When I give training, I explain that there are formulas to manage our non-verbal communication. How to move on a stage, what postures can convey more closeness or not, how to appear confident and even how to change your mood through your corporality, but at the same time it is a double game. You have to be yourself and communicate from your own essence, because when you want to be what you are not, it shows.
Q.- Just as much of the message is lost in written conversations on messaging apps, can the message be lost in non-verbal communication through social media videos?
A.- I believe that it is not lost, but we can find some barriers and some manipulation. When we are recording something for networks, we can pose and make gestures that at a certain moment may want to convey certain things. When you know that you can fake it and if you know how to work it well, you can gain points in your favor, but on a day-to-day basis, when the distance is short, our eye detects it and it is more difficult to deceive there.
Q.- There are cultures that are more expressive than others, such as the Spanish or the Italians. In that sense, what would you say we Aragonese are like?
A.- I think geography forms the character of people and we are a place of passage. I believe that this crossroads has identified us with a very open and very sociable personality. And then We are very powerful and strong people. and I think that physically it gives us certain characteristics. What happens is that later we mix with other cultures and our own expressions become diluted.

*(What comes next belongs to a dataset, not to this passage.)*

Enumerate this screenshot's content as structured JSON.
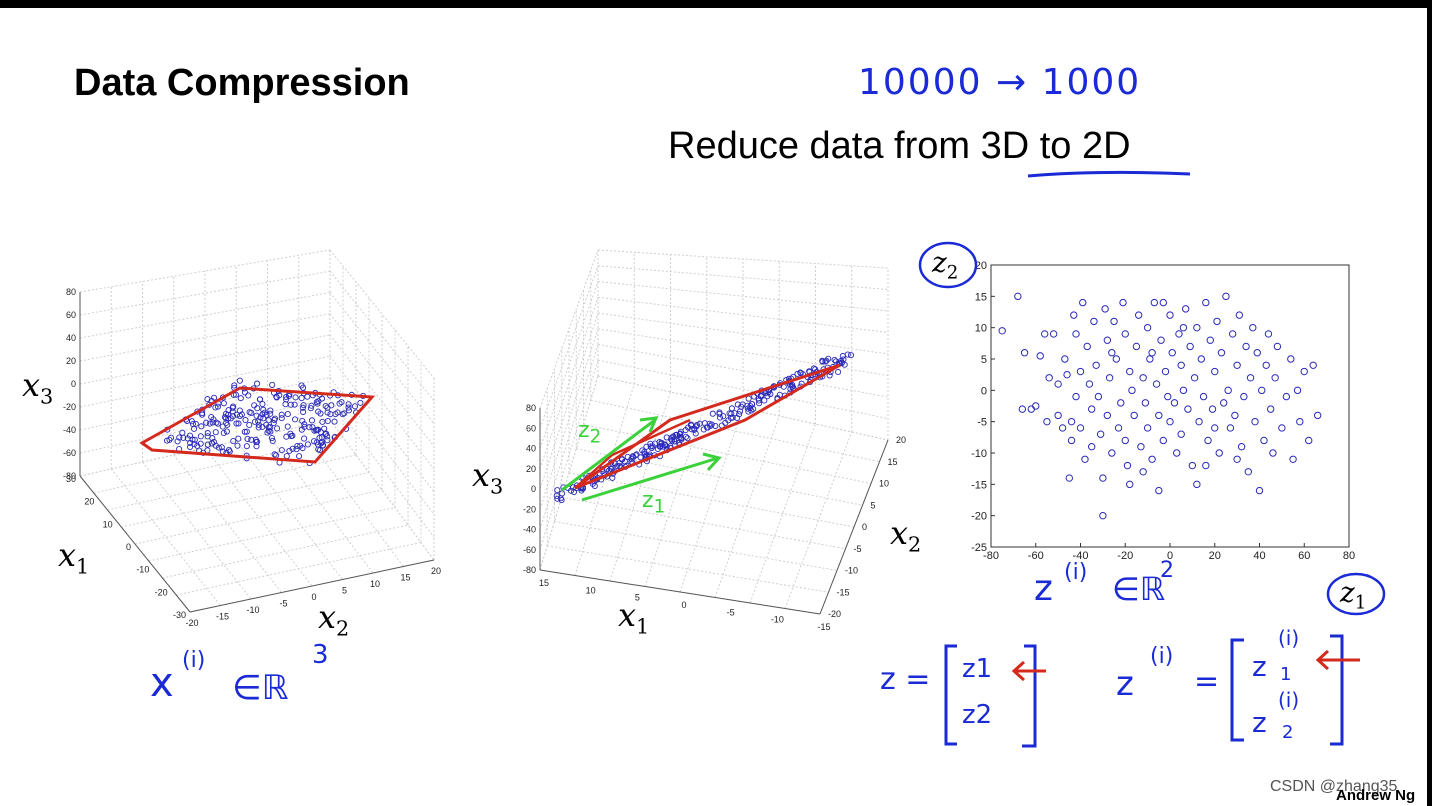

When Paul Ekman began to study microexpressions, he said that they only have to do with our emotions, they are innate in human beings and are universal. It doesn’t matter if you are Japanese, African, from New York, Jewish, Arab… the emotions, man-woman, different culture, different age, are expressed in the same way on our face. What I mean by this? That we, as a base and as an essence, because of our place and our way of being, because of our characteristics, as Aragonese root essencewe can have certain non-verbal behavior, but with all the mix that there is, with everything we travel right now, with globalization, with being in other cultures, in the end, perhaps, there is part of that essence that is lost.
Q.- In addition to being a coach and journalist, you are also a writer and you currently have eight books, what do you have in them?
A.- My books have always been very related to self-esteem, with security, with overcoming goals and challenges…are topics closely related to self help. I had already talked about security, self-esteem, strength, challenges, goals, the emotion of sadness, and healthy habits as well, and in my latest book we have opened a different umbrella and it has been the topic of couples.
My books have always been very related to self-esteem, with security, with overcoming goals and challenges…
“The book that will save your relationship” is based a bit on my personal career. I have been married to the same person for 24 years, and enduring and overcoming obstacles gives you some authority to talk about what couples are not perfect.
I do not believe that the idyllic image that we have been sold of couples is real. I fall in love with someone, I get married and now I maintain a relationship over time because I got married or fell in love 20 years ago. If you don’t work on it, it’s very difficult to maintain it. So, with a certain humor and with a certain irony, we talk about different stages that couples go through and What can we do to overcome these obstacles? that are.